At the same time, you don’t need to over-engineer day one. I’ve seen teams get real leverage by standing up Coder quickly on VMs to replace fragile laptop setups or expensive VDI, prove outcomes like 4x faster onboarding and 90% VDI cost reduction, and then migrate coderd into their primary Kubernetes platform once the internal demand and budget are anchored. In both scenarios, your Terraform templates, governance model, and AI Bridge configuration stay largely the same; you’re just changing where the control plane pods/processes run.
Why It Matters:
- Strategic fit: Aligning Coder with your primary platform (Kubernetes or VM-based) determines who owns it, how fast you can scale it, and how easily you can meet accreditation and logging requirements.

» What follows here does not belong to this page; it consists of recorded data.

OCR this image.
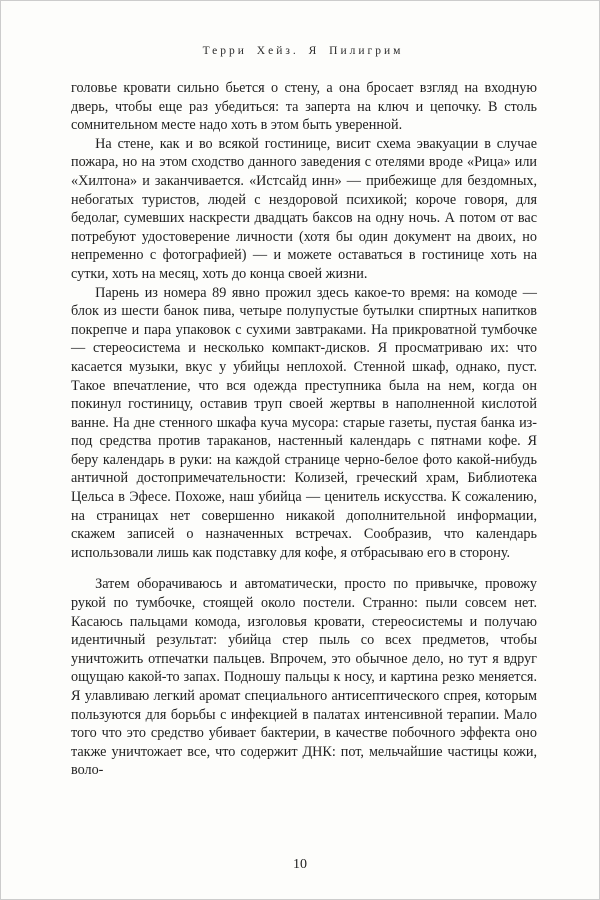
Терри Хейз. Я Пилигрим

головье кровати сильно бьется о стену, а она бросает взгляд на входную дверь, чтобы еще раз убедиться: та заперта на ключ и цепочку. В столь сомнительном месте надо хоть в этом быть уверенной.

На стене, как и во всякой гостинице, висит схема эвакуации в случае пожара, но на этом сходство данного заведения с отелями вроде «Рица» или «Хилтона» и заканчивается. «Истсайд инн» — прибежище для бездомных, небогатых туристов, людей с нездоровой психикой; короче говоря, для бедолаг, сумевших наскрести двадцать баксов на одну ночь. А потом от вас потребуют удостоверение личности (хотя бы один документ на двоих, но непременно с фотографией) — и можете оставаться в гостинице хоть на сутки, хоть на месяц, хоть до конца своей жизни.

Парень из номера 89 явно прожил здесь какое-то время: на комоде — блок из шести банок пива, четыре полупустые бутылки спиртных напитков покрепче и пара упаковок с сухими завтраками. На прикроватной тумбочке — стереосистема и несколько компакт-дисков. Я просматриваю их: что касается музыки, вкус у убийцы неплохой. Стенной шкаф, однако, пуст. Такое впечатление, что вся одежда преступника была на нем, когда он покинул гостиницу, оставив труп своей жертвы в наполненной кислотой ванне. На дне стенного шкафа куча мусора: старые газеты, пустая банка из-под средства против тараканов, настенный календарь с пятнами кофе. Я беру календарь в руки: на каждой странице черно-белое фото какой-нибудь античной достопримечательности: Колизей, греческий храм, Библиотека Цельса в Эфесе. Похоже, наш убийца — ценитель искусства. К сожалению, на страницах нет совершенно никакой дополнительной информации, скажем записей о назначенных встречах. Сообразив, что календарь использовали лишь как подставку для кофе, я отбрасываю его в сторону.

Затем оборачиваюсь и автоматически, просто по привычке, провожу рукой по тумбочке, стоящей около постели. Странно: пыли совсем нет. Касаюсь пальцами комода, изголовья кровати, стереосистемы и получаю идентичный результат: убийца стер пыль со всех предметов, чтобы уничтожить отпечатки пальцев. Впрочем, это обычное дело, но тут я вдруг ощущаю какой-то запах. Подношу пальцы к носу, и картина резко меняется. Я улавливаю легкий аромат специального антисептического спрея, которым пользуются для борьбы с инфекцией в палатах интенсивной терапии. Мало того что это средство убивает бактерии, в качестве побочного эффекта оно также уничтожает все, что содержит ДНК: пот, мельчайшие частицы кожи, воло-

10
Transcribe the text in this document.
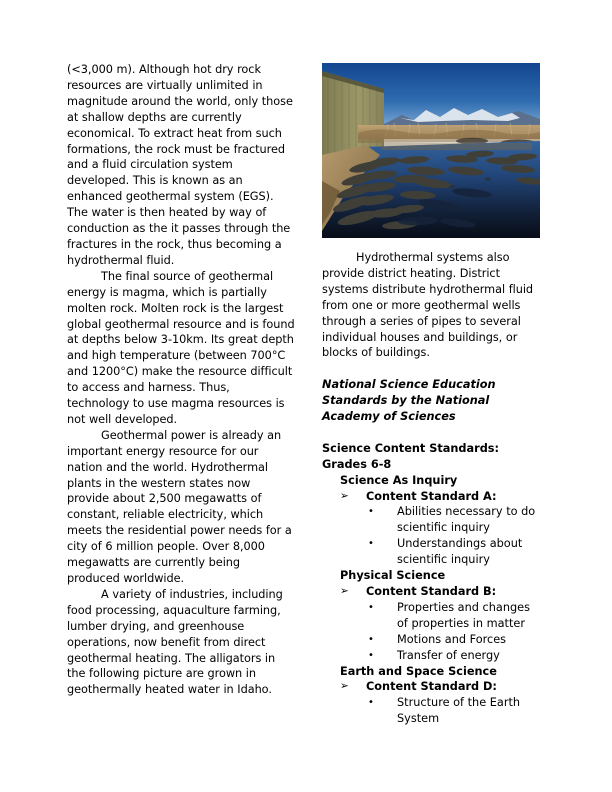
(<3,000 m). Although hot dry rock resources are virtually unlimited in magnitude around the world, only those at shallow depths are currently economical. To extract heat from such formations, the rock must be fractured and a fluid circulation system developed. This is known as an enhanced geothermal system (EGS). The water is then heated by way of conduction as the it passes through the fractures in the rock, thus becoming a hydrothermal fluid.

The final source of geothermal energy is magma, which is partially molten rock. Molten rock is the largest global geothermal resource and is found at depths below 3-10km. Its great depth and high temperature (between 700°C and 1200°C) make the resource difficult to access and harness. Thus, technology to use magma resources is not well developed.

Geothermal power is already an important energy resource for our nation and the world. Hydrothermal plants in the western states now provide about 2,500 megawatts of constant, reliable electricity, which meets the residential power needs for a city of 6 million people. Over 8,000 megawatts are currently being produced worldwide.

A variety of industries, including food processing, aquaculture farming, lumber drying, and greenhouse operations, now benefit from direct geothermal heating. The alligators in the following picture are grown in geothermally heated water in Idaho.

Hydrothermal systems also provide district heating. District systems distribute hydrothermal fluid from one or more geothermal wells through a series of pipes to several individual houses and buildings, or blocks of buildings.

National Science Education Standards by the National Academy of Sciences

Science Content Standards:

Grades 6-8

Science As Inquiry
➢	Content Standard A:
•	Abilities necessary to do scientific inquiry
•	Understandings about scientific inquiry
Physical Science
➢	Content Standard B:
•	Properties and changes of properties in matter
•	Motions and Forces
•	Transfer of energy
Earth and Space Science
➢	Content Standard D:
•	Structure of the Earth System
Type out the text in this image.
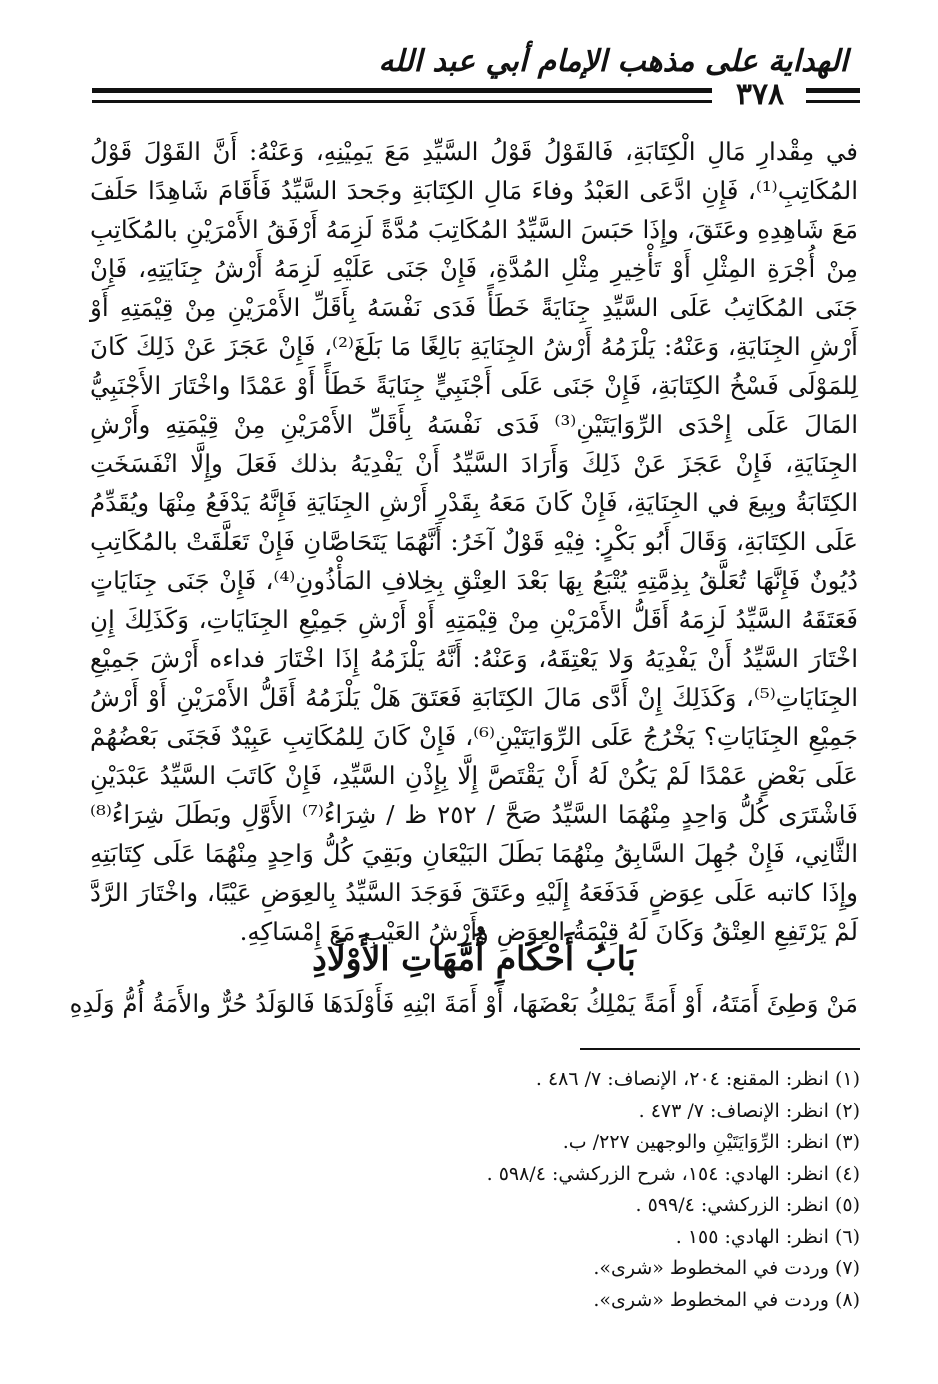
الهداية على مذهب الإمام أبي عبد الله
٣٧٨

في مِقْدارِ مَالِ الْكِتَابَةِ، فَالقَوْلُ قَوْلُ السَّيِّدِ مَعَ يَمِيْنِهِ، وَعَنْهُ: أَنَّ القَوْلَ قَوْلُ المُكَاتِبِ⁽¹⁾، فَإِنِ ادَّعَى العَبْدُ وفاءَ مَالِ الكِتَابَةِ وجَحدَ السَّيِّدُ فَأَقَامَ شَاهِدًا حَلَفَ مَعَ شَاهِدِهِ وعَتَقَ، وإِذَا حَبَسَ السَّيِّدُ المُكَاتِبَ مُدَّةً لَزِمَهُ أَرْفَقُ الأَمْرَيْنِ بالمُكَاتِبِ مِنْ أُجْرَةِ المِثْلِ أَوْ تَأْخِيرِ مِثْلِ المُدَّةِ، فَإِنْ جَنَى عَلَيْهِ لَزِمَهُ أَرْشُ جِنَايَتِهِ، فَإِنْ جَنَى المُكَاتِبُ عَلَى السَّيِّدِ جِنَايَةً خَطَأً فَدَى نَفْسَهُ بِأَقَلِّ الأَمْرَيْنِ مِنْ قِيْمَتِهِ أَوْ أَرْشِ الجِنَايَةِ، وَعَنْهُ: يَلْزَمُهُ أَرْشُ الجِنَايَةِ بَالِغًا مَا بَلَغَ⁽²⁾، فَإِنْ عَجَزَ عَنْ ذَلِكَ كَانَ لِلمَوْلَى فَسْخُ الكِتَابَةِ، فَإِنْ جَنَى عَلَى أَجْنَبِيٍّ جِنَايَةً خَطَأً أَوْ عَمْدًا واخْتَارَ الأَجْنَبِيُّ المَالَ عَلَى إِحْدَى الرِّوَايَتَيْنِ⁽³⁾ فَدَى نَفْسَهُ بِأَقَلِّ الأَمْرَيْنِ مِنْ قِيْمَتِهِ وأَرْشِ الجِنَايَةِ، فَإِنْ عَجَزَ عَنْ ذَلِكَ وَأَرَادَ السَّيِّدُ أَنْ يَفْدِيَهُ بذلك فَعَلَ وإِلَّا انْفَسَخَتِ الكِتَابَةُ وبِيعَ في الجِنَايَةِ، فَإِنْ كَانَ مَعَهُ بِقَدْرِ أَرْشِ الجِنَايَةِ فَإِنَّهُ يَدْفَعُ مِنْهَا ويُقَدِّمُ عَلَى الكِتَابَةِ، وَقَالَ أَبُو بَكْرٍ: فِيْهِ قَوْلٌ آخَرُ: أَنَّهُمَا يَتَحَاصَّانِ فَإِنْ تَعَلَّقَتْ بالمُكَاتِبِ دُيُونٌ فَإِنَّهَا تُعَلَّقُ بِذِمَّتِهِ يُتْبَعُ بِهَا بَعْدَ العِتْقِ بِخِلافِ المَأْذُونِ⁽⁴⁾، فَإِنْ جَنَى جِنَايَاتٍ فَعَتَقَهُ السَّيِّدُ لَزِمَهُ أَقَلُّ الأَمْرَيْنِ مِنْ قِيْمَتِهِ أَوْ أَرْشِ جَمِيْعِ الجِنَايَاتِ، وَكَذَلِكَ إِنِ اخْتَارَ السَّيِّدُ أَنْ يَفْدِيَهُ وَلا يَعْتِقَهُ، وَعَنْهُ: أَنَّهُ يَلْزَمُهُ إِذَا اخْتَارَ فداءه أَرْشَ جَمِيْعِ الجِنَايَاتِ⁽⁵⁾، وَكَذَلِكَ إِنْ أَدَّى مَالَ الكِتَابَةِ فَعَتَقَ هَلْ يَلْزَمُهُ أَقَلُّ الأَمْرَيْنِ أَوْ أَرْشُ جَمِيْعِ الجِنَايَاتِ؟ يَخْرُجُ عَلَى الرِّوَايَتَيْنِ⁽⁶⁾، فَإِنْ كَانَ لِلمُكَاتِبِ عَبِيْدٌ فَجَنَى بَعْضُهُمْ عَلَى بَعْضٍ عَمْدًا لَمْ يَكُنْ لَهُ أَنْ يَقْتَصَّ إِلَّا بِإِذْنِ السَّيِّدِ، فَإِنْ كَاتَبَ السَّيِّدُ عَبْدَيْنِ فَاشْتَرَى كُلُّ وَاحِدٍ مِنْهُمَا السَّيِّدُ صَحَّ / ٢٥٢ ظ / شِرَاءُ⁽⁷⁾ الأَوَّلِ وبَطَلَ شِرَاءُ⁽⁸⁾ الثَّانِي، فَإِنْ جُهِلَ السَّابِقُ مِنْهُمَا بَطَلَ البَيْعَانِ وبَقِيَ كُلُّ وَاحِدٍ مِنْهُمَا عَلَى كِتَابَتِهِ وإِذَا كاتبه عَلَى عِوَضٍ فَدَفَعَهُ إِلَيْهِ وعَتَقَ فَوَجَدَ السَّيِّدُ بِالعِوَضِ عَيْبًا، واخْتَارَ الرَّدَّ لَمْ يَرْتَفِعِ العِتْقُ وَكَانَ لَهُ قِيْمَةُ العِوَضِ وأَرْشُ العَيْبِ مَعَ إِمْسَاكِهِ.

بَابُ أَحْكَامِ أُمَّهَاتِ الأَوْلَادِ
مَنْ وَطِئَ أَمَتَهُ، أَوْ أَمَةً يَمْلِكُ بَعْضَهَا، أَوْ أَمَةَ ابْنِهِ فَأَوْلَدَهَا فَالوَلَدُ حُرٌّ والأَمَةُ أُمُّ وَلَدِهِ
(١) انظر: المقنع: ٢٠٤، الإنصاف: ٧/ ٤٨٦ .
(٢) انظر: الإنصاف: ٧/ ٤٧٣ .
(٣) انظر: الرِّوَايَتَيْنِ والوجهين ٢٢٧/ ب.
(٤) انظر: الهادي: ١٥٤، شرح الزركشي: ٥٩٨/٤ .
(٥) انظر: الزركشي: ٥٩٩/٤ .
(٦) انظر: الهادي: ١٥٥ .
(٧) وردت في المخطوط «شرى».
(٨) وردت في المخطوط «شرى».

- Future-proofing: A Kubernetes-based control plane generally provides the most flexibility for multi-cluster, multi-cloud, and high-scale AI agent usage—without changing Coder’s core operating model around Terraform templates and on‑infrastructure governance.
Quick Recap
Choosing between Kubernetes and VMs for your Coder installation is an operational decision, not a feature trade-off. Kubernetes is usually the better long-term home when you already operate clusters for critical workloads and want tight, automated control at scale. VMs are often the fastest way to prove value in constrained or early-stage environments. In both cases, the real leverage comes from defining workspaces as Terraform, enforcing identity and access through OIDC SSO + RBAC + dev URL policies, and keeping source code and AI context inside infrastructure you control.